The goal of this project is to build and explore different generative AI models that can create images from the MNIST hand written digit dataset. I implemented three types of models: Generative Adversarial Networks (GANs), Auto Regressive Models, and Variational Auto Encoders (VAEs). By implementing these models, I try to understand how each one learns the data distribution and how well they can generate new digit images.
In this part of the project, I implemented an unconditional Generative Adversarial Network (GAN) to generate MNIST digit images from random noise. A GAN has two main components: the generator $G(z)$ and the discriminator $D(x)$. The generator creates images from noise vectors, and the discriminator tries to classify inputs as real or fake. Both networks are trained with binary cross entropy loss, where the discriminator learns to output 1 for real images and 0 for fake ones, and the generator tries to make the discriminator output 1 for its samples.
The initial generator was built using fully connected layers with Leaky ReLU activations and a Tanh output. The structure is
$$
\text{Noise} \xrightarrow[]{L+R} 64 \xrightarrow[]{L+R} 128 \xrightarrow[]{L+R} 256 \xrightarrow[]{L+T} \text{Image},
$$
where L is a linear layer, R is a Leaky ReLU activation, and T is a Tanh layer.
The discriminator used a similar, but mirrored fully connected layer design but included dropout for regularization:
$$
\text{Image} \xrightarrow[]{L+R+D} 256 \xrightarrow[]{L+R+D} 128 \xrightarrow[]{L+R+D} 64 \xrightarrow[]{L} \text{ClassLogit},
$$
where D is dropout with probability 0.5.
I trained this first model for 100 epochs, using a learning rate of 2e-4 and a discriminator update frequency of 1, meaning both networks were updated simultaneously.
Because the discriminator seemed to weaken too quickly, I modified the training setup. In the second trial, I increased the discriminator update frequency to 3, lowered its learning rate to 1e-4, and doubled the size of each hidden layer in the generator.
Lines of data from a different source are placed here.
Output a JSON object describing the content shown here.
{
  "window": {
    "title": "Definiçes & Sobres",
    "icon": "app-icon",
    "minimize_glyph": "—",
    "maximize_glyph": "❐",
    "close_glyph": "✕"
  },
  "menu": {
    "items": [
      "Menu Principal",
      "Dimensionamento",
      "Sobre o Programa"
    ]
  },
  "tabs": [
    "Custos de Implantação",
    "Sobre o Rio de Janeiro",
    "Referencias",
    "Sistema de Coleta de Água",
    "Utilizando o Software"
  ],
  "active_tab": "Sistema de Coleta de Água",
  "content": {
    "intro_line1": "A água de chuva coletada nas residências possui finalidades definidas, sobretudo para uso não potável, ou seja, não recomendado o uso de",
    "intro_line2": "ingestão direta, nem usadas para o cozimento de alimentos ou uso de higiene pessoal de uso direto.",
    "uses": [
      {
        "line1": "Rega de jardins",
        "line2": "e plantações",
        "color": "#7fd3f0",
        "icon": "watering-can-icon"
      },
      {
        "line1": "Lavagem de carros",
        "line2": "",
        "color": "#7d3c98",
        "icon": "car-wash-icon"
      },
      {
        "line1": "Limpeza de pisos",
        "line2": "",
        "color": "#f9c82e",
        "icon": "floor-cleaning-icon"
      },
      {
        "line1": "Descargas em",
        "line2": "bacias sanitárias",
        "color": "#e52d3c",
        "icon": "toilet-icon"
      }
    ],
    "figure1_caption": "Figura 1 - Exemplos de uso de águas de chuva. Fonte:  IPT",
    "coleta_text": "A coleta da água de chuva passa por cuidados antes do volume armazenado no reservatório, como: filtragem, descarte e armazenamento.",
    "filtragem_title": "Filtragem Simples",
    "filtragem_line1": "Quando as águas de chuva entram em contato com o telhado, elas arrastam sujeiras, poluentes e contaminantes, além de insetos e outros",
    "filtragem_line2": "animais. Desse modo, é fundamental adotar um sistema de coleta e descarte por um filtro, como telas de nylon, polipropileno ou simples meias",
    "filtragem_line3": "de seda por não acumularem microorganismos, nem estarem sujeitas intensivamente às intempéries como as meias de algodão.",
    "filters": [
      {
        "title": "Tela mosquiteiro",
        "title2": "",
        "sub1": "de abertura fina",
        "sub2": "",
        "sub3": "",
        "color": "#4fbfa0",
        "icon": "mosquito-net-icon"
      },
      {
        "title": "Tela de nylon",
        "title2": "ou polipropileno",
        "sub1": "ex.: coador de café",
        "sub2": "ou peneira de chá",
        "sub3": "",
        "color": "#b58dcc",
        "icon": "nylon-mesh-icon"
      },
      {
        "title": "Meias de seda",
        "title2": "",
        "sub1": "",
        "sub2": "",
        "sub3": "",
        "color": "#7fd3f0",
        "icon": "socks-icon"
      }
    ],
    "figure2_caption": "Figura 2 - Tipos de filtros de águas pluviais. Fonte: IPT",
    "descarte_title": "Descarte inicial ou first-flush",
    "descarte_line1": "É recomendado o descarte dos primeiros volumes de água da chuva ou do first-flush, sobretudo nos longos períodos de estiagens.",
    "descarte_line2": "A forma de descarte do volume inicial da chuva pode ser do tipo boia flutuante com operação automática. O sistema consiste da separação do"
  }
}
This model was trained for 200 epochs and showed more stable behavior, although the generated images were still similar to the first trial.
In the third trial, I added an extra hidden layer to the generator to increase its capacity:
$$
\text{Noise} \xrightarrow[]{L+R} 64 \xrightarrow[]{L+R} 128 \xrightarrow[]{L+R} 256 \xrightarrow[]{L+R} 512 \xrightarrow[]{L+T} \text{Image}.
$$